The Scar Player snatched the medical record from his hand, filled in the answers to the test questions himself, and even added “Permission to be discharged” at the end on his own.
But after writing it, he didn’t receive any dungeon-clear notification. So he tossed the record book back. “You write it.”
Xu Huo chuckled. “That doesn’t follow the hospital’s normal procedure. Even if I write it, you still won’t be discharged.”
“I say you can, so you can!” As he spoke, the Scar Player launched himself from the chair, hurling a punch at Xu Huo’s face.
Xu Huo didn’t dodge or evade. But just two inches from his face, the fist stopped. The Scar Player was shocked and furious to find two straps suddenly wrapped around his arms, yanking him back so hard that even his chair almost tipped over.
Then he saw Xu Huo take out a remote control and press a button. Metal clasps popped out of the chair, completely trapping him in place!
“This isn’t real!” The Scar Player had inspected the hospital building from the outside. Before the dungeon started, it had been an abandoned building with shabby basic facilities—there were no chairs like this!

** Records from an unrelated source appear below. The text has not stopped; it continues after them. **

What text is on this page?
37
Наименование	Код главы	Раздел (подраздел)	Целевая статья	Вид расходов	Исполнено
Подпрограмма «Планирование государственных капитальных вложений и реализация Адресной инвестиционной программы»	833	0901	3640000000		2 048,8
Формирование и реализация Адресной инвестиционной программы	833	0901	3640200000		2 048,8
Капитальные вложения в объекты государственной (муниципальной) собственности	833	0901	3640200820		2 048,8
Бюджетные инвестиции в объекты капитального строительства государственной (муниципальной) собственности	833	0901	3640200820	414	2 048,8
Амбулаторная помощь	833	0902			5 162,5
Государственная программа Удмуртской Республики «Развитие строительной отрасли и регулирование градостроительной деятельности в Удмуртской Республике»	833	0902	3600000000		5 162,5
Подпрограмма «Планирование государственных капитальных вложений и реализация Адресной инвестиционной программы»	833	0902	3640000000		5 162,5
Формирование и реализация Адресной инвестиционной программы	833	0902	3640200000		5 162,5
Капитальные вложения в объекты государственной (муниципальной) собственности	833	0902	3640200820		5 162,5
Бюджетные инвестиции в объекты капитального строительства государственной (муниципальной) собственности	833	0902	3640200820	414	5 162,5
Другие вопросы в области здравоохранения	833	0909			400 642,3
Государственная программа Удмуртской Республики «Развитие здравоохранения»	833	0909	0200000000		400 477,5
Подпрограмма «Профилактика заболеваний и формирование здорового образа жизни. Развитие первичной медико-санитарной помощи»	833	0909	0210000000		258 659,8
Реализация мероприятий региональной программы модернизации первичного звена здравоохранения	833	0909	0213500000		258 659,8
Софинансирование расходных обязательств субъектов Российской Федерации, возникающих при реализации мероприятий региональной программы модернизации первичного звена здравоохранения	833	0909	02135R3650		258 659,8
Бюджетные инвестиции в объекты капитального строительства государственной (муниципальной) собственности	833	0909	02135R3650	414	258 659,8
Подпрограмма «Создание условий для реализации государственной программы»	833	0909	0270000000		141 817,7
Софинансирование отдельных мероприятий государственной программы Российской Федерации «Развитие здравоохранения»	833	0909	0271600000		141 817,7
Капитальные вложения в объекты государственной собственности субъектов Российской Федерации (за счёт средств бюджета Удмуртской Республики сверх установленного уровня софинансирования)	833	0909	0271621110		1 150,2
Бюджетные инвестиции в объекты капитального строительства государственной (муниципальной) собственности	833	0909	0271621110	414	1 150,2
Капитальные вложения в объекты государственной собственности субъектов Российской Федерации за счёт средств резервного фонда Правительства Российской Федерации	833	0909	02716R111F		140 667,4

“Seeing is believing. Can’t you even be sure of what you saw with your own eyes?” Xu Huo picked up his pen in a practiced manner and made another note in the medical record. “It seems your delusions haven’t improved.”
The Scar Player’s eyes turned vicious, but he couldn’t do anything to Xu Huo. So he tried to wake himself up through self-harm, slashing his palm deeply with a small ring-knife. But the pain didn’t pull him out of the illusion—instead, it pulled him deeper. What should have been an ordinary wound now bled profusely, as if he’d cut an artery.
The constant dripping sound came from the floor. The Scar Player heard the doctor across from him say, “Self-harming tendencies. That means you definitely can’t be discharged.”
“I’ll fuck you…” the Scar Player started cursing, but then another dripping sound joined the first. He looked down—there was actually another wound on his left wrist!
*Drip! Drip!*
The sounds of blood falling kept overlapping. In just a few minutes, blood had pooled all around his chair. Countless inexplicable wounds had appeared all over his body, and they were all bleeding, impossible to stop!
“Save me! Save me!” The Scar Player’s face turned pale as he begged Xu Huo for help.
But Xu Huo just shook his head at him, a smile still on his face. “Falling into an illusion you can’t escape. Your illness is quite severe.”